If there is financing involved, the appraisal is king. Offers above a listed price are likely to bring extra scrutiny by both the appraiser and the underwriter. That is not to say that it is never possible to pay above the sale price, but you may be faced with some choices.
For example, a home listed for sale at $200,000 is contracted at $210,000. A lender may be skeptical and base any financing on the lower of the listed price or appraised value. The translation here is that the extra $10,000 in this example may need to be additional 'down payment' paid by the buyer and verified as available through asset account statements.
An appraisal that comes in under the sale price [whether or not that price exceeds the list price] may provide an opportunity to re-negoitate with the seller anyway. A short sale, of course, would complicate matters in terms of the length of time needed to formally accept the offer.
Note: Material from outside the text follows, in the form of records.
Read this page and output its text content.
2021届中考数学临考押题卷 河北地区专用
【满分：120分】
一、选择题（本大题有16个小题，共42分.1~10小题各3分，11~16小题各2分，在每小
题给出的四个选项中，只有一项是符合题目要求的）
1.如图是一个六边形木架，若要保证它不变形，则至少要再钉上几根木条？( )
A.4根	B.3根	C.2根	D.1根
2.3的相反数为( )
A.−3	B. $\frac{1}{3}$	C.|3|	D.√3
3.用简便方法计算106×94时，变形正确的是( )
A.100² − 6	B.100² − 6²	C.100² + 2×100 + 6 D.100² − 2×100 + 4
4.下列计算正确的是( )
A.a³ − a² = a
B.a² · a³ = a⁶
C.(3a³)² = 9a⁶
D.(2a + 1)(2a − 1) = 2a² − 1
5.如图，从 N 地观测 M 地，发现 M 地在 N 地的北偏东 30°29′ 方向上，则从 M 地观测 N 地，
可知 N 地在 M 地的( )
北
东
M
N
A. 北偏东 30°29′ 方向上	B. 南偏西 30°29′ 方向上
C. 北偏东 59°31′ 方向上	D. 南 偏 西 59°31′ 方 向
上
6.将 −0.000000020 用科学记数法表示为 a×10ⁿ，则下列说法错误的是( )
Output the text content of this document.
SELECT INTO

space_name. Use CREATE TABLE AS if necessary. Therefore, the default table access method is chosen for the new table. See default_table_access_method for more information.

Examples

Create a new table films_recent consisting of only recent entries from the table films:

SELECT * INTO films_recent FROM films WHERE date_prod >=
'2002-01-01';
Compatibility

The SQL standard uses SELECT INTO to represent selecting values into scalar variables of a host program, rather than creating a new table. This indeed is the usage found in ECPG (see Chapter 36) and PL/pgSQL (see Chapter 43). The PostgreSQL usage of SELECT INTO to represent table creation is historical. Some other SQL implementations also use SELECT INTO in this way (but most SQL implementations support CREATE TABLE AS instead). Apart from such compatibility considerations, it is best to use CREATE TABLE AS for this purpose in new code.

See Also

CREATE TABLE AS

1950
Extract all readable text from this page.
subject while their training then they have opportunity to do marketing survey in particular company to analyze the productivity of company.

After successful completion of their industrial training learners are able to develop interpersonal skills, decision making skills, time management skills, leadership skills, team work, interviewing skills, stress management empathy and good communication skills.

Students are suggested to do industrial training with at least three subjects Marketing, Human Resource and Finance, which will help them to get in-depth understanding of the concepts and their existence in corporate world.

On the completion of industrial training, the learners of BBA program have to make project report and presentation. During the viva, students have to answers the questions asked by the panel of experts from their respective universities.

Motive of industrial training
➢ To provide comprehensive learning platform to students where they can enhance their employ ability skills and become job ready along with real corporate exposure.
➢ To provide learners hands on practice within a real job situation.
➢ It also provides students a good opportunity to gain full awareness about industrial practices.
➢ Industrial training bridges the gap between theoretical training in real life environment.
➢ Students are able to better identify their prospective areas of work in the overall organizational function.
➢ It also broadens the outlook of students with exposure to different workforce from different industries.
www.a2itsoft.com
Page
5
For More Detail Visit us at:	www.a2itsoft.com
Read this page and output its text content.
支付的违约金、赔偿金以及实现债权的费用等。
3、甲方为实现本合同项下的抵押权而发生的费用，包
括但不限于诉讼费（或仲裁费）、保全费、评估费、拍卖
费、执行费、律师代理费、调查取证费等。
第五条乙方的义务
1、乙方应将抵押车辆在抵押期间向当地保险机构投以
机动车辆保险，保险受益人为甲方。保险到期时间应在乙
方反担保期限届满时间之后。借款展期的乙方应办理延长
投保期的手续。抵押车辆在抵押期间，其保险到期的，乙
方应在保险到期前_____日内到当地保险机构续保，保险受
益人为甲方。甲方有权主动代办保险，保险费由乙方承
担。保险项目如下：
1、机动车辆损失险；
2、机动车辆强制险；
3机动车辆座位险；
Using a Buyer Agent as your Realtor may be the best course of action here. The agent will work for you and give you the best advice without compromising anything you say. By that I mean, if the Realtor represents the seller [and that is the case UNLESS you have a singed buyer agency agreement], he or she is LEGALLY OBLIGATED to disclose anything to the seller. This includes conversations such as "We will start at this price, but will go as high as that price". In many markets, supply exceeds demand, and it is Economics 101 that prices benefit buyers in those circumstances. But, real estate and mortgage lending are two areas where there are no absolutes. You know what your have the resources to do, and the key is to not exceed your ability to support a home purchase and mortgage amount.